Bears football is like that guy at the end of the bar, holding court and sounding off like he knows it all.
Talk, talk, talk.
But when it's time to man up and deliver, the self-appointed "expert" can't. Turns out, he's just a big bag of wind.
That's Bears football: Empty promises, exaggerated claims, lofty goals and ambitions, often followed by disappointment and heartbreak.
Here we are again. General manager Phil Emery and new coach Marc Trestman had us believing this could be a special year; that key personnel needs had been met; holes had been filled.
That was the ongoing message at training camp, where fans and media dared to whisper "Super Bowl" while scanning the 2013 roster.
Well, the joke's on us.
The aging defense, a legitimate concern, is giving away points like the Salvation Army gives away free meals.
Quarterback Jay Cutler, seeking a blockbuster contract, is hurt again. To break the bank, you must be reliable and he's far from that.
If the NFL draft were held today, Emery and Trestman would be frantically shopping for a quarterback, safety, defensive end and defensive tackle. There is no priority. All are sorely needed.
We didn't see that coming in Bourbonnais.
Turns out many of the Bears, young and old, were over-rated.
The team started 3-0 and is now 4-3. It can probably forget winning the NFC North and securing a playoff berth with Cutler and linebacker Lance Briggs out four to six weeks and cornerback Charles Tillman barely able to move with a bum knee.

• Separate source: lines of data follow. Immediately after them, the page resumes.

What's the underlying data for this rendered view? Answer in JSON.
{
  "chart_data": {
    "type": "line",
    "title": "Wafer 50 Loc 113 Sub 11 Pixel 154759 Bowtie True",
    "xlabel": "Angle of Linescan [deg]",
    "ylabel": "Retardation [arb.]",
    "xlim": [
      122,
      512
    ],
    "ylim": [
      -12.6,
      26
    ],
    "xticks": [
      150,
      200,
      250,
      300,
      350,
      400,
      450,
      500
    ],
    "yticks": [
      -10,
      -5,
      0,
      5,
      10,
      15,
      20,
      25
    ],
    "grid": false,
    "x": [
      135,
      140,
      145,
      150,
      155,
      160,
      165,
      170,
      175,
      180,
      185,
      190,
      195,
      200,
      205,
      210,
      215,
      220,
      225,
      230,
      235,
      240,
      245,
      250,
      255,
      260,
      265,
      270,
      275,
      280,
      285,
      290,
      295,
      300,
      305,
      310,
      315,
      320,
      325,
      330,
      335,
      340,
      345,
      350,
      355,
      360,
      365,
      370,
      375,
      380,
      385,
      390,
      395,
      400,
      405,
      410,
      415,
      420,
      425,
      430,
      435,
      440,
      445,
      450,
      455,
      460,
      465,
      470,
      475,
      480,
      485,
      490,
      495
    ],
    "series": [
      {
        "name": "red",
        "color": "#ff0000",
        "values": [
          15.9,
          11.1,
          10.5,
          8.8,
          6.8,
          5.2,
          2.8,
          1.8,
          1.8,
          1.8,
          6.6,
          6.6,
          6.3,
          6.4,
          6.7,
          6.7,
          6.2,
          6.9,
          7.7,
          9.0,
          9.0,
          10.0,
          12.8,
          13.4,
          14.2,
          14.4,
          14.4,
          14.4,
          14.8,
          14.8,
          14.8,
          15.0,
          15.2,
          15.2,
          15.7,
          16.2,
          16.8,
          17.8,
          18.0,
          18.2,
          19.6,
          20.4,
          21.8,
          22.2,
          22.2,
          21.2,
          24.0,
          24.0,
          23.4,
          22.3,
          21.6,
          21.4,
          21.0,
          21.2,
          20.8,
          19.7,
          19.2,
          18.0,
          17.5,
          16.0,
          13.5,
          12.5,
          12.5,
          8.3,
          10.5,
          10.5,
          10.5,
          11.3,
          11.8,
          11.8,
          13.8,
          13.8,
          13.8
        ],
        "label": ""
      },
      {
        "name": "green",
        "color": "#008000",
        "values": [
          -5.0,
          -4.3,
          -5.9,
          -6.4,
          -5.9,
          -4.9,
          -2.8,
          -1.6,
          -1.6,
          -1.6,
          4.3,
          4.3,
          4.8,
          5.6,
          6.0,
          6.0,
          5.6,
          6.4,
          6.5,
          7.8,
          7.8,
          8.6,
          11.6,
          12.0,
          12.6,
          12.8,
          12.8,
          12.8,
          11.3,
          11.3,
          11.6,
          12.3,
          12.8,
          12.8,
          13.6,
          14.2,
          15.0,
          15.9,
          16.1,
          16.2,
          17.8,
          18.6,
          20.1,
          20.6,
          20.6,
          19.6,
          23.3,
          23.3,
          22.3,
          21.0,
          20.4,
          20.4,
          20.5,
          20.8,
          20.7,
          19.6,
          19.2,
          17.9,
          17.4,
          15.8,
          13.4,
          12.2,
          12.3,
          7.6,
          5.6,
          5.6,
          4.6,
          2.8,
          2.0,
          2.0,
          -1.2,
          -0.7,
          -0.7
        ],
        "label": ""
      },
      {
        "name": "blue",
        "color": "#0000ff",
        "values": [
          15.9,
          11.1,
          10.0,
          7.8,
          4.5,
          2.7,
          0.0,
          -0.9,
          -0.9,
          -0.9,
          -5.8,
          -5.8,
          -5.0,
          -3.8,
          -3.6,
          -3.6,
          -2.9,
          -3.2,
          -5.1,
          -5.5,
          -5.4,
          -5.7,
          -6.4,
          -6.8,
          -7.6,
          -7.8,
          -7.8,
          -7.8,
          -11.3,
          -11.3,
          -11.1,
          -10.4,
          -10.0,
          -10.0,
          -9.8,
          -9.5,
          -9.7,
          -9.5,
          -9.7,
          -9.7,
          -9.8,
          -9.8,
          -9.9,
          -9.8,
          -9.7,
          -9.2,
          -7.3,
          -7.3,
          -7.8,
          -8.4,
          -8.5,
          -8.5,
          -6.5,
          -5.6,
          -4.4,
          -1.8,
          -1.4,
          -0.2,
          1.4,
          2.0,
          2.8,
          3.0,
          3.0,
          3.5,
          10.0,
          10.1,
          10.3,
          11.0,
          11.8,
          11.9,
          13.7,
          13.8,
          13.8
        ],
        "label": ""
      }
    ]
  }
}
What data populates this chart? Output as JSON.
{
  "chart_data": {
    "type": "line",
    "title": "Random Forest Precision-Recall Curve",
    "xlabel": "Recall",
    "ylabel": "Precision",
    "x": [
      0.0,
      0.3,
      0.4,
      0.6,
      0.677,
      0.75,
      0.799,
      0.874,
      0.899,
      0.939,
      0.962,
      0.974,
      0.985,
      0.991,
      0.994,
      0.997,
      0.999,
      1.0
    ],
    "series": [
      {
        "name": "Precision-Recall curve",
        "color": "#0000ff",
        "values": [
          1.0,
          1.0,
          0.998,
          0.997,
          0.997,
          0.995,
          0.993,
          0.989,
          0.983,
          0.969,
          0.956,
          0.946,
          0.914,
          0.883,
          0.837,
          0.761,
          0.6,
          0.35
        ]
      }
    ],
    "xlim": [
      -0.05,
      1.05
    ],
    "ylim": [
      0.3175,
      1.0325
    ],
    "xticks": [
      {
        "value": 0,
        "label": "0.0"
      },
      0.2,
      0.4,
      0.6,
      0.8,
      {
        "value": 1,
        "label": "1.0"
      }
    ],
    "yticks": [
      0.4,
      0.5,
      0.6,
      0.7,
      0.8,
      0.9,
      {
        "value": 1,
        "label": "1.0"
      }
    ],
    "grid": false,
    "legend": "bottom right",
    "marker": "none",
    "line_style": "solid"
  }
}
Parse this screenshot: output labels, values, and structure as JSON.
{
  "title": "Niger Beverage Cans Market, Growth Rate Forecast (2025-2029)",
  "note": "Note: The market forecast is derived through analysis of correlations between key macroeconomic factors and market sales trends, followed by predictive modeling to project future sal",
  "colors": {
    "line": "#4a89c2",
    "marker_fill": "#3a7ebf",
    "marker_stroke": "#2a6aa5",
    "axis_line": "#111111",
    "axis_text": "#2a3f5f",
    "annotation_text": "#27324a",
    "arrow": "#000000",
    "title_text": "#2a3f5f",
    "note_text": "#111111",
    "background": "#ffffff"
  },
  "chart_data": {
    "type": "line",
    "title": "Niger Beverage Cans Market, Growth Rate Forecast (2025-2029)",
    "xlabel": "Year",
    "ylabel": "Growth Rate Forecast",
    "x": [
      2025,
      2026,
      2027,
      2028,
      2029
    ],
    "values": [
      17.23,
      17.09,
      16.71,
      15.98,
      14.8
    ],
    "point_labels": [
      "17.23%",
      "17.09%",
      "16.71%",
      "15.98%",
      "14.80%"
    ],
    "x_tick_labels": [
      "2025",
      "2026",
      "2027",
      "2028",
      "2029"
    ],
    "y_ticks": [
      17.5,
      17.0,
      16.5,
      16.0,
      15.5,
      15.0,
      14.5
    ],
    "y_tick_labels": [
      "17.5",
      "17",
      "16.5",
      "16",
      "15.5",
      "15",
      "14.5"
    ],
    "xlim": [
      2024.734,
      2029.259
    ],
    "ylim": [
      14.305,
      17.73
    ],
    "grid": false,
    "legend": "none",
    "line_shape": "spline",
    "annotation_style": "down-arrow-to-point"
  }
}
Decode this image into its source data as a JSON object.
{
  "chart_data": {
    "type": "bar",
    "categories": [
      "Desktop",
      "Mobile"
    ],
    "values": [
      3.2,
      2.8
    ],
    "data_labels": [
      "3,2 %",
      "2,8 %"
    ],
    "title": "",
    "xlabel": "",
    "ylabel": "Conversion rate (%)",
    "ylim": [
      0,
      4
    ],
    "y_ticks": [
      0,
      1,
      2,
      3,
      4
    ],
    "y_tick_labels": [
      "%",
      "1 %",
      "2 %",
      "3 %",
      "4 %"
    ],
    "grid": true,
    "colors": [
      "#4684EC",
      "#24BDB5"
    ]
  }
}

The bigger question is, will the Bears quit after a likely loss in Green Bay on Nov. 4? Sorry, but I wonder.
"You ask me about moods? I don't know about moods," Brandon Marshall said after Sunday's tough loss in Washington. "This is professional football. You know, (injuries) happen. You lose some and you win some.
"(Sometimes) you make plays, sometimes you don't. This is professional sports. Guys get paid to get up and dust themselves off."
With Baltimore, Dallas, Cleveland, Detroit, Philadelphia and two games against the Packers still remaining, there may be enough dust to choke on.
Trestman continually says he likes his team, so he must see something we don't. We can only hope.
Josh McCown is now behind the wheel and the Bears could do worse, given their history of backup QBs.
"He's got the confidence of his team," Trestman said at his Monday news conference.
If you watched that wild 45-41 loss to the Redskins, you have to agree McCown didn't embarrass himself considering he did not get practice reps the week of the Washington game.
"That's uniform throughout the league," he said. "I've been at a lot of places and reps are at a premium, especially when you carry the volume of offense that we carry.
"A lot of times, you only get one shot to play. That's the nature of being a backup."
Once again, the season is coming apart like a cheap suit and Bears fans are left looking ahead to 2014.
If it is unofficially over, thank goodness for the Bulls and Blackhawks.